One hard inquiry can drop your FICO® Score – the most common credit scoring models used – by up to five points. Though hard pulls stay on your report for two years, they stop affecting your FICO Score after one year. Hard inquiries may occur when:

  • You apply for a loan, such as an auto loan, student loan, or mortgage.
  • You apply for a new line of credit, such as a new credit card (including many store-specific credit cards).
  • You apply to rent an apartment or house. Some landlords may perform hard credit inquiries instead of soft inquiries to verify that you’ll be a reliable tenant.

Remember, you have to give your written consent before a hard credit check can be performed. You have the right to decline, although it may impact the results of your application.

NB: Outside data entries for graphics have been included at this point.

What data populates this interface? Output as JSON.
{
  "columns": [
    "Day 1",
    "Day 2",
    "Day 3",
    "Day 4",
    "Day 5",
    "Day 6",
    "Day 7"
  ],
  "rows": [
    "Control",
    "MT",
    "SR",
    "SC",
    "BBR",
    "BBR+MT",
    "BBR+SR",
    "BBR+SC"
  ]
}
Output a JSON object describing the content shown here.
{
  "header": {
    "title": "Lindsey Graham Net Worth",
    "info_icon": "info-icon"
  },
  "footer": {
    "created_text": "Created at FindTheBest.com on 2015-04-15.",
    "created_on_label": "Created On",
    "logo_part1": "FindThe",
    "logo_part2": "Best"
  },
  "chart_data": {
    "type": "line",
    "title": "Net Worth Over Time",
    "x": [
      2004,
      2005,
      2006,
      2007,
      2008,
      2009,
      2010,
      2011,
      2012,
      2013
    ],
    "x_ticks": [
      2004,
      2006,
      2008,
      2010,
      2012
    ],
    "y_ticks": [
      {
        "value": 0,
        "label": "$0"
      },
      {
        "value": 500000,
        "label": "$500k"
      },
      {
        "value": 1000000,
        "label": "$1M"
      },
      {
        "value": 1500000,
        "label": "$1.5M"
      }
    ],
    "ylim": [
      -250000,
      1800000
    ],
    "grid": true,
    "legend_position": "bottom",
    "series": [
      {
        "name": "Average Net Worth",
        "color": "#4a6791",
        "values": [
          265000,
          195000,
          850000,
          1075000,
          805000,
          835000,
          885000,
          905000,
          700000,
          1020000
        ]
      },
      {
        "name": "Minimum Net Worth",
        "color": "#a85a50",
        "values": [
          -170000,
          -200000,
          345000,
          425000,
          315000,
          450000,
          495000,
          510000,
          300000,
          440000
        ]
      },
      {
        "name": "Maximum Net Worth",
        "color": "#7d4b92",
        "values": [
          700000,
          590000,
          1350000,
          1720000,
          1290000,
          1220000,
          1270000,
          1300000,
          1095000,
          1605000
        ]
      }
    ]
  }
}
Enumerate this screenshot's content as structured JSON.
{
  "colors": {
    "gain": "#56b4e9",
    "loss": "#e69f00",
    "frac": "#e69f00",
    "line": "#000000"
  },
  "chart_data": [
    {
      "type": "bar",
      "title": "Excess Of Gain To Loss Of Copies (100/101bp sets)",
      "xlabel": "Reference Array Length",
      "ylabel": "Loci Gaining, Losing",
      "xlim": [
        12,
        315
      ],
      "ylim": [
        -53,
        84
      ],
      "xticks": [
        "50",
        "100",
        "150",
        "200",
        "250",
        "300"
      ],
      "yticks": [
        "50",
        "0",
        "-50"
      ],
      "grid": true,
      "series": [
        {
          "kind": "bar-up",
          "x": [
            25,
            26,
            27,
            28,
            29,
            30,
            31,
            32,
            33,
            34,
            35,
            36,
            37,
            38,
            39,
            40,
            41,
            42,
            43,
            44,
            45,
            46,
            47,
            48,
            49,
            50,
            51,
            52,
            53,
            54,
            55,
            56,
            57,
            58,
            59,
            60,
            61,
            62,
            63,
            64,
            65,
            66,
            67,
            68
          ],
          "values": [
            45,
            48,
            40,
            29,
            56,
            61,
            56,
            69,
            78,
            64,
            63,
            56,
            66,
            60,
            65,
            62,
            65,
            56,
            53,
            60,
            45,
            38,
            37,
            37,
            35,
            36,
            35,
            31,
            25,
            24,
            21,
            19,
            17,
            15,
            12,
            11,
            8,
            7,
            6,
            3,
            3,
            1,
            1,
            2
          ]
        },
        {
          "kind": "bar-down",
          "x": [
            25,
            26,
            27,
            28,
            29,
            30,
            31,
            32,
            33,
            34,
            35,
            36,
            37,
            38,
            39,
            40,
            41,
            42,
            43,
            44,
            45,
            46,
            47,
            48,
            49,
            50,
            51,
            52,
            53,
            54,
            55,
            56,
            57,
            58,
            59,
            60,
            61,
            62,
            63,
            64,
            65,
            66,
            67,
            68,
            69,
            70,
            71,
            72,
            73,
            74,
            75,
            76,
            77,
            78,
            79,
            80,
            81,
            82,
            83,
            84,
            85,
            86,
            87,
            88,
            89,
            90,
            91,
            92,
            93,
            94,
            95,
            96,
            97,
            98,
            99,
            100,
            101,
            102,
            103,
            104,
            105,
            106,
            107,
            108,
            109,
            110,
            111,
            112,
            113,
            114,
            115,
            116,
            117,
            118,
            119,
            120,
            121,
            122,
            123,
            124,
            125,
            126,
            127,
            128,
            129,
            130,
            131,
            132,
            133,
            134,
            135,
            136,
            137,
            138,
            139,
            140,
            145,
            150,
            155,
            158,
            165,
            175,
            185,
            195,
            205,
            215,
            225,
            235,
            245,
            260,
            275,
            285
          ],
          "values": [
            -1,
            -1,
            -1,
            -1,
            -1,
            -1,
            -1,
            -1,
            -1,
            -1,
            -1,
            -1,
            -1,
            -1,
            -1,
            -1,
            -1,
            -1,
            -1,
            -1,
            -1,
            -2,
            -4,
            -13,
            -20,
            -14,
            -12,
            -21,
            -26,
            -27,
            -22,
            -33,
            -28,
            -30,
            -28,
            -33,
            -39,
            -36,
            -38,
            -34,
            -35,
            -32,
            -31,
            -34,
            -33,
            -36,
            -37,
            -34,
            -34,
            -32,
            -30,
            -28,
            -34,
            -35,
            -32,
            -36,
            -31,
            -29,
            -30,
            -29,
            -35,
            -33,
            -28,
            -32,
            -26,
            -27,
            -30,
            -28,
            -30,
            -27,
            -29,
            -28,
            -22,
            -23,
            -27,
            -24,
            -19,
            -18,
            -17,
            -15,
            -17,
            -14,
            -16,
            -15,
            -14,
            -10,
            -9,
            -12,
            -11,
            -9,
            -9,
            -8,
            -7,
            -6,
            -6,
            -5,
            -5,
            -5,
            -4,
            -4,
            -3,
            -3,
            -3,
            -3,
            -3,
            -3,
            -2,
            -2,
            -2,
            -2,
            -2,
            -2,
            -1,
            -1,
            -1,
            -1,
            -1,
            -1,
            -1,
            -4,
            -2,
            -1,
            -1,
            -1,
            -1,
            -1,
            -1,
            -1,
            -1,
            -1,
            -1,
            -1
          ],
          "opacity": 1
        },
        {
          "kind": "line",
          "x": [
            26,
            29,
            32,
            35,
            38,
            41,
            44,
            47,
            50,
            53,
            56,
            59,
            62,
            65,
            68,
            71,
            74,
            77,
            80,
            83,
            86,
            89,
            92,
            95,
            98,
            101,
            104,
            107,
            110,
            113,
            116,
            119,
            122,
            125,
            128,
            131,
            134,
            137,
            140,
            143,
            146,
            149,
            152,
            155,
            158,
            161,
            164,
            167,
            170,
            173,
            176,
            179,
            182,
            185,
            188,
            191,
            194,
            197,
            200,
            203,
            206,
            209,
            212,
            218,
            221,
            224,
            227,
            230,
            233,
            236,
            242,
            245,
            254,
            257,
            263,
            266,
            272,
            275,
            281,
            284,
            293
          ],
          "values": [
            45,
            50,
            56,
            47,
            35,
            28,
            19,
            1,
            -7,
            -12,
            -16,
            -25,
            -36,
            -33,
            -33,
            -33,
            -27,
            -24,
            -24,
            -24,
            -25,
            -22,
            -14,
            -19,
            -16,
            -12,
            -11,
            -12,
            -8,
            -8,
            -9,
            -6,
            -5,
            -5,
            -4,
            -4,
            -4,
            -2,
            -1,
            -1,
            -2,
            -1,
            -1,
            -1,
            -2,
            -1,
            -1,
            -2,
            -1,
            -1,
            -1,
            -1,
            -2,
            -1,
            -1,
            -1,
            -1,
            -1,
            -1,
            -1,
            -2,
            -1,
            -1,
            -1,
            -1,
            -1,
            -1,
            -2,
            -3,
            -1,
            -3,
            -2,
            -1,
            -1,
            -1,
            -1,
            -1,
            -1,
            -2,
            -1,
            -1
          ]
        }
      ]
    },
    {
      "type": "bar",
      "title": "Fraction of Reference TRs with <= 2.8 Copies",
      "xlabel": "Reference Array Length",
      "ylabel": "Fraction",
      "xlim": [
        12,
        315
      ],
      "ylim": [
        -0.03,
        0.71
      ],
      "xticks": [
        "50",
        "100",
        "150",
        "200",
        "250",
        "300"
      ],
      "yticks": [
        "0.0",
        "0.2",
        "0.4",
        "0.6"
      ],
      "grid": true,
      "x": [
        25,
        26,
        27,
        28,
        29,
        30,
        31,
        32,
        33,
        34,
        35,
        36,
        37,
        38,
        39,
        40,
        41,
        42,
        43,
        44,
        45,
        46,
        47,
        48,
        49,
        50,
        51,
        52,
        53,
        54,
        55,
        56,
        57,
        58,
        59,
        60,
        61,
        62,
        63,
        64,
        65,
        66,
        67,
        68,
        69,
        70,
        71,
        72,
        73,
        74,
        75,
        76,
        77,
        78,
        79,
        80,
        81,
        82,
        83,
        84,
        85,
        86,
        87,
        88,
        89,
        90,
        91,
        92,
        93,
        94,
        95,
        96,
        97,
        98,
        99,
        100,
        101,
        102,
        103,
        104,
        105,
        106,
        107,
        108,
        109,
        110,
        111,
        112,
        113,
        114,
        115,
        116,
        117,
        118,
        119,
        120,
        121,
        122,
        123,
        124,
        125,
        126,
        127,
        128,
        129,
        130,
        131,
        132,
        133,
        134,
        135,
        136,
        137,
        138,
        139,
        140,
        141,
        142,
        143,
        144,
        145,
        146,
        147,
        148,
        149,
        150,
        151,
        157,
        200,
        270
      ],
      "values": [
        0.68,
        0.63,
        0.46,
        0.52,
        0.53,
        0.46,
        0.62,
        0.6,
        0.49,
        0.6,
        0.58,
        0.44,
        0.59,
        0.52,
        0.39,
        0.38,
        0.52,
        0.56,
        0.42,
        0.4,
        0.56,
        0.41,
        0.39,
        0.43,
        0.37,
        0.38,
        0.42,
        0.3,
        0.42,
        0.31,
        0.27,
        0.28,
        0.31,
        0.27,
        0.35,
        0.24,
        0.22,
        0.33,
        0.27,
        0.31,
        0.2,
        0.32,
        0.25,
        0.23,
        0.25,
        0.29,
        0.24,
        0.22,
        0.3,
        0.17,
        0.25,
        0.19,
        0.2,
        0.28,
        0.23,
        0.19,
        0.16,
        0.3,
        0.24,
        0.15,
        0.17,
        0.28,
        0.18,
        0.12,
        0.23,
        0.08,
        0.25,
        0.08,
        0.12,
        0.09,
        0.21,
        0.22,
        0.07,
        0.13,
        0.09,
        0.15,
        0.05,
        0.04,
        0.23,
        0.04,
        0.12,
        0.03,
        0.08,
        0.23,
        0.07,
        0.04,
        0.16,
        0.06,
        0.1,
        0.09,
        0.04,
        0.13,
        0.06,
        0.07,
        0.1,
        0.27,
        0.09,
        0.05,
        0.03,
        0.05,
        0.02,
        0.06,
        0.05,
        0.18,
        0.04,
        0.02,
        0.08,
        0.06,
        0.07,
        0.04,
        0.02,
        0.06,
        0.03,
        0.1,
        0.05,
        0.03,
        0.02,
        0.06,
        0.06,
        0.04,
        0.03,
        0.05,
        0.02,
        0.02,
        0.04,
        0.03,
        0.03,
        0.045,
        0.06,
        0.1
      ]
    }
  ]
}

Tips for Managing Credit Checks

Approaching your credit inquiries with an informed strategy can help you stay in control of your credit standing.

  1. Avoid Multiple Hard Checks in a Short Time Frame- Because each hard credit inquiry can decrease your credit score, try to avoid having multiple hard checks in a short span of time. Wait six months to a year between submitting applications, especially before big purchases and applying for a mortgage or auto loan, so your score has time to bounce back. Multiple recent credit inquiries may also signal to lenders and other entities that you’re in a financial predicament, which could factor into their judgment.
  1. Dispute Any Errors- By law, you’re entitled to free copies of all three of your credit reports every 12 months. You can request your copies online at, which is federally authorized. When you receive your reports, check each one for inaccuracies or suspicious activity, like an unauthorized hard inquiry. Some lenders and other entities may only communicate with one bureau about your accounts, so each report may contain information not included on the other two. If you find concerning activity or inaccurate information, contact the credit bureau that issued the report for guidance on next steps, such as filing a dispute to have it removed. If the information is on all three reports, you’ll need to contact all three bureaus individually.
  1. Take Advantage of Preapprovals- Since preapprovals are soft checks that don’t impact your credit, they’re a smart way to shop for a credit card, loan, or insurance. Preapprovals will give you a reasonable estimate of the rates and terms you may be eligible for, without having to worry about your score dropping. You can compare those preapprovals to find one that best fits your needs, and let it guide your spending plan. When you’re ready to make your purchase, you can officially apply for the offer you choose. This process can help you find your preferred terms without having multiple hard checks on your credit report.
  1. Be Aware of Safe Harbor Periods- For some financial decisions – such as taking out a mortgage – you may want to know your exact offers before making a final choice, which requires lenders to perform hard inquiries. Fortunately, credit scoring models make allowances for hard credit checks of the same type made within a specific time frame, called a safe harbor period. This period can be between 14 to 45 days, depending on the scoring model.

With this safe harbor period, every hard inquiry will still appear on your credit report, but only one will impact your credit score. Additional inquiries for the same type of financing within the allotted time won’t decrease your score any further. Planning your applications accordingly allows you to make an informed decision and find the best rates, with only minimal change to your credit score.

  Better Credit, Better Rates

Your credit scores can impact major moments in your life, from buying a home to landing a job. Wisely managing your credit checks can help you maintain healthier credit scores, which may lead to money-saving benefits like lower interest rates on loans or smaller premiums on car insurance. Take time to build your credit score before applying for credit by spacing out your hard credit inquiries and following other healthy financial habits.